Fonts Used: Hemingwar & Tingler Script
Stencil: These fonts are great for crafters, especially paper cutters and vinyl cutters. A stencil font doesn’t have any closed-in areas, like in the letters O, D, B, etc.—they all have openings so that the white space surrounding the letters and inside the letters is all connected. The majority of stencil fonts are sans-serif, but there’s a growing number of more options as creators keep their crafting friends in mind.
Fonts Used: Scratchbook, Megiline, Asfalto
Unicase: Squeezing more than one into an image here! Unicase means that all of the letters (both uppercase and lowercase) are at the same height. In a lot of unicase fonts, they’re also all mixed in together – the uppercase E may look like a tall version of a lowercase e. These are usually fairly fun and quirky display fonts.
Comic: Most comic fonts also fall under the Handwriting style. They’re made to look fun, like the writing in a comic book or the handwriting of a child. Comic fonts can fall under several categories, but most I’ve seen are usually sans-serif. A lot of them will come in uppercase only (though some of those will put a second, slightly different set of uppercase characters in the lowercase letter spots).
Grunge: Another style that can fall under any category, these are the fonts that come pre-distressed with streaks, spots, blotches, and other errata built in. They aren’t the best option if you’re cutting a design out of vinyl, but they can look fantastic in print. Many fonts with a grunge/distressed version will also come with a clean, crisp version.
Fonts Used: Bored Regular, Mad Squire
Pixel: This can apply to any font that has an ’80s computerish vibe. They may be made up of individual squares or dots, like the example here, or they may be solid shapes with hard, pixelated edges. They're great for a video game vibe, or a throwback ’80s feel.

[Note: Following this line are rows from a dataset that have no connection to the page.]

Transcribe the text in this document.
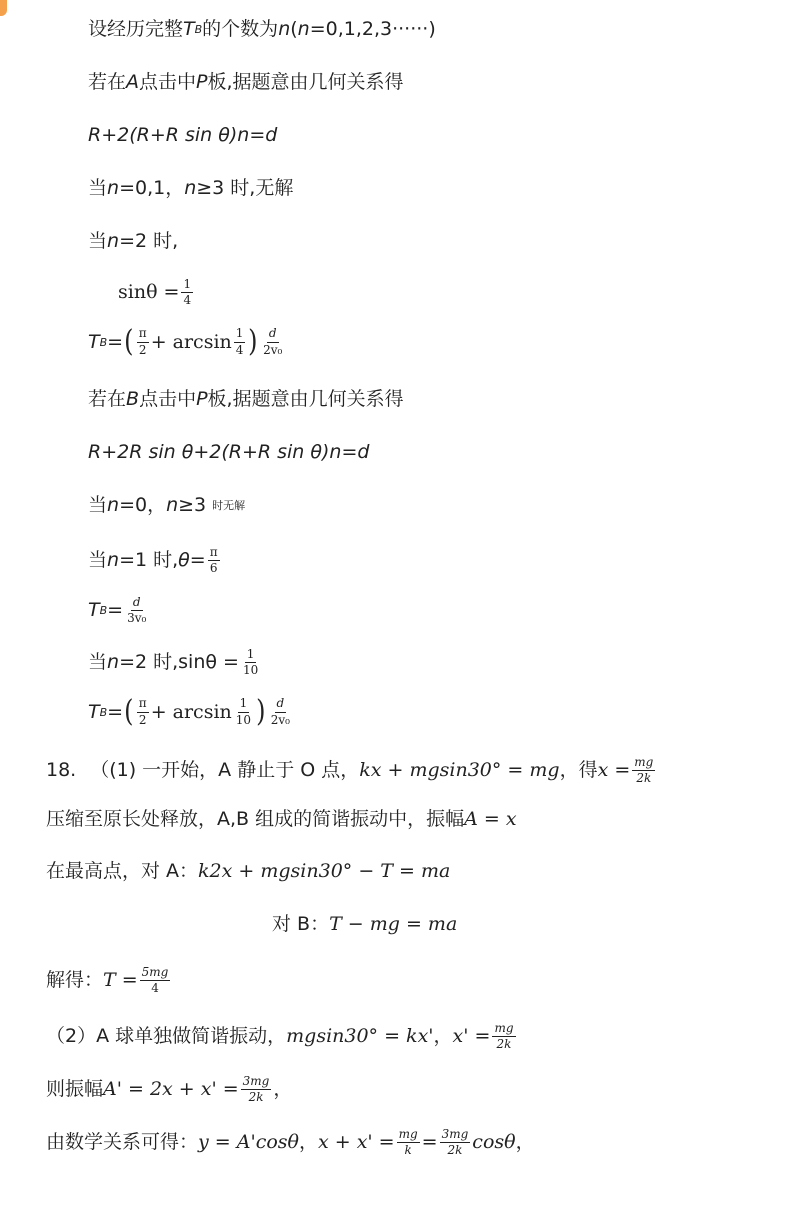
设经历完整 T B 的个数为 n ( n =0,1,2,3······)
若在 A 点击中 P 板,据题意由几何关系得
R+2(R+R sin θ)n=d
当 n =0,1， n ≥3 时,无解
当 n =2 时,
$\sin\theta = \frac{1}{4}$
T B = ( $\frac{\pi}{2} + \arcsin \frac{1}{4}$ ) $\frac{d}{\text{2v₀}}$
若在 B 点击中 P 板,据题意由几何关系得
R+2R sin θ+2(R+R sin θ)n=d
当 n =0， n ≥3 时无解
当 n =1 时, $\theta= \frac{\pi}{6}$
T $B = \frac{d}{\text{3v₀}}$
当 n =2 时$,\sin\theta = \frac{1}{10}$
T B = ( $\frac{\pi}{2} + \arcsin \frac{1}{10}$ ) $\frac{d}{\text{2v₀}}$
18. （(1) 一开始，A 静止于 O 点， kx + mgsin30° = mg ，得 $x = \frac{mg}{2k}$
压缩至原长处释放，A,B 组成的简谐振动中，振幅 A = x
在最高点，对 A： k2x + mgsin30° − T = ma
对 B： T − mg = ma
解得： $T = \frac{5mg}{4}$
（2）A 球单独做简谐振动， mgsin30° = kx' ， $x' = \frac{mg}{2k}$
则振幅 $A' = 2x + x' = \frac{3mg}{2k}$ ，
由数学关系可得： y = A'cosθ ， $x + x' = \frac{mg}{k} = \frac{3mg}{2k}$ cosθ ，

Geometric: Another hot style right now, these characters appear to be made up of geometric shapes: circles, squares, triangles, and straight lines. Some might call them “hipster” fonts, since they seem popular with the young people (oof, I feel like an old lady writing that). I’ve seen this style used on many indie pop album covers, but also on a lot of really cool t-shirt designs.
WHEW! That’s a lot!
I’ll let you catch your breath now. Next week we’ll dig into more vocabulary, including the parts of a letter, and what OpenType features mean (and the cool things they do). I’m hoping with these terms under your belt, you’ll have a much easier time finding the exact font you’re picturing for your project. And remember, you can mix and match these terms to really narrow down your results: try looking for a narrow handwritten grunge font, or a wide bold sans-serif font and you’ll find one.